1) the Hyperloop tube is meant to be on pylons, not (generally) underground. Think in terms of crossing the mid-west prairies and Arabian deserts. Its promoters assume that it will not be necessary to buy land other than the footprints for the pylon bases - hence (partly) the crazy low cost claims. They also assume that people will have no problem with Hyperloop passing over their land and houses because those people will welcome "progress".
2) the Hyperloop is often confused with another Musk project, the Boring Compnay, which is building and proposing commuter subways (US sense) in some USA cities, but with maglev instead of rails, individual "sleds" instead of trains, and originally to carry cars like a Motorail. That, I believe, is where some people are getting the idea that Hyperloop is in tunnels. Musk claims he will be able to tunnel five times faster than anyone else, not now, but real soon now. Financiers seem to believe him.
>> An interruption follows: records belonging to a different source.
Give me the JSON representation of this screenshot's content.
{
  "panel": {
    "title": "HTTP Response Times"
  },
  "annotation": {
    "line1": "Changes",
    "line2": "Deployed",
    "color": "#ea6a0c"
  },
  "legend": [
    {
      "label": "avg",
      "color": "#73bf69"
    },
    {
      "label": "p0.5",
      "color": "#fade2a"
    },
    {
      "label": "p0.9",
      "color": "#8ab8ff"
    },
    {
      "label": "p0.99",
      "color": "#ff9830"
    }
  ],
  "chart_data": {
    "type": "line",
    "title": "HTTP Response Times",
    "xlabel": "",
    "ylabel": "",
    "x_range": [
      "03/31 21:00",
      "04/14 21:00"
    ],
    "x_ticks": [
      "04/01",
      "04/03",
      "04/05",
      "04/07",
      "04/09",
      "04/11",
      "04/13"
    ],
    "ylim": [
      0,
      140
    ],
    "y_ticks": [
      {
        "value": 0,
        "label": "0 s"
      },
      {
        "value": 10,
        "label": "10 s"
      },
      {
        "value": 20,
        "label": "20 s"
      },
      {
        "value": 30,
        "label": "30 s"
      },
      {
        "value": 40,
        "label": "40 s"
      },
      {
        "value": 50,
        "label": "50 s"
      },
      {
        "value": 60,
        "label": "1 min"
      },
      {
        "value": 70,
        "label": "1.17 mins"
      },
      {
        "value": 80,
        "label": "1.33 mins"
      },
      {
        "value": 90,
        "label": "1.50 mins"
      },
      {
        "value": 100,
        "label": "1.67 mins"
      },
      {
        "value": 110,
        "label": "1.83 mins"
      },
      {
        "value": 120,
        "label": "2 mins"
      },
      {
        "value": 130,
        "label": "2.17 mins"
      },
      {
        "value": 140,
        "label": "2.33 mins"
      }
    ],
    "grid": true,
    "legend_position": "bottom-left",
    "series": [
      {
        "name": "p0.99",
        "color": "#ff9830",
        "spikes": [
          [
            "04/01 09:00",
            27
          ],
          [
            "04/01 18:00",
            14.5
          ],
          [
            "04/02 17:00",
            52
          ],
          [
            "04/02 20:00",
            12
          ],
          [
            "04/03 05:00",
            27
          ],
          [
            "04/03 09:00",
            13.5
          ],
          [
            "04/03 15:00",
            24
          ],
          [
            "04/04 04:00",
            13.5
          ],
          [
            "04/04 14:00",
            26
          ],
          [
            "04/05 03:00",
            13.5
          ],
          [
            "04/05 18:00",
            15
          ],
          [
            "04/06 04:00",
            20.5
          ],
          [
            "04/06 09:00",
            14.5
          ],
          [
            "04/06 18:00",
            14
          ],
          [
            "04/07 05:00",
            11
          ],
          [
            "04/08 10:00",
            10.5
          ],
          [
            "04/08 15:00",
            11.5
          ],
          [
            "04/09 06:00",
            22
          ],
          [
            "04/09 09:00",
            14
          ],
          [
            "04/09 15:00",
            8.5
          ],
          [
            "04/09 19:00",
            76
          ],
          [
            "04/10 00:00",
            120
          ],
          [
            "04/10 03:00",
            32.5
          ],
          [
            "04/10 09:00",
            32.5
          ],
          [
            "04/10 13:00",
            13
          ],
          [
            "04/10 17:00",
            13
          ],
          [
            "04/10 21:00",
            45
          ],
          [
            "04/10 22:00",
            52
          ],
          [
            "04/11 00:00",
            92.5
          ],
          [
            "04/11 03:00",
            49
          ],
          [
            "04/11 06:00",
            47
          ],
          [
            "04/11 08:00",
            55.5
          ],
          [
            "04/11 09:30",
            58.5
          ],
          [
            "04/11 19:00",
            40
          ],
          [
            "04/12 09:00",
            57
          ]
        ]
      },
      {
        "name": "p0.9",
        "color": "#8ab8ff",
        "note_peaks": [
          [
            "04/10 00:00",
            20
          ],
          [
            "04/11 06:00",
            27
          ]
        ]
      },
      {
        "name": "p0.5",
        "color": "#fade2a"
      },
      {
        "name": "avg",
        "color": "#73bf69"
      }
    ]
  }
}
3) Elon Musk is a showman who loves tossing "outrageous" ideas to to the media, who lap it up; Musk also gets finance at the snap of his fingers. However his schemes generally get watered down as engineers and financiers try to make sense of them. This is visible with the Boring and Tesla projects, eg Boring moving away from the Motorail angle.
4) [Something that was re-ordered - sorry]
5) anything called a "railway/railroad", or uses any railway vocabulary, seems to be an anathema to most folks in the USA. For example many Americans on certain other technical forums I frequent seem unaware that conventional trains can go more than 40mph without derailing (or they derail at any speed). Someone already said here that Hyperloop proposals in the USA are being used as a weapon against HS rail proposals (and will probably go no further than that), and is the reason why no railway related words are ever used by the Hyperloop or Boring supporters.
6) many of the clamed advantages of Hyperloop revolve around it only being for simple end-to-end lines with no junctions, connections or even intermediate stops, and also depend on a fantastic level of automation reliability. The latter is proposed to be so good that trains (sorry, "pods") can be run with separations well within their stopping distances (there would be many pods within one stopping distance). The latter is just one of many departures from normal safety practices on railways (or any other system), which Musk confidently assumes he can push past regulators simply because "it isn't a railway". In fact many of these cost savings could be implemented on conventional railways if we chose to do so.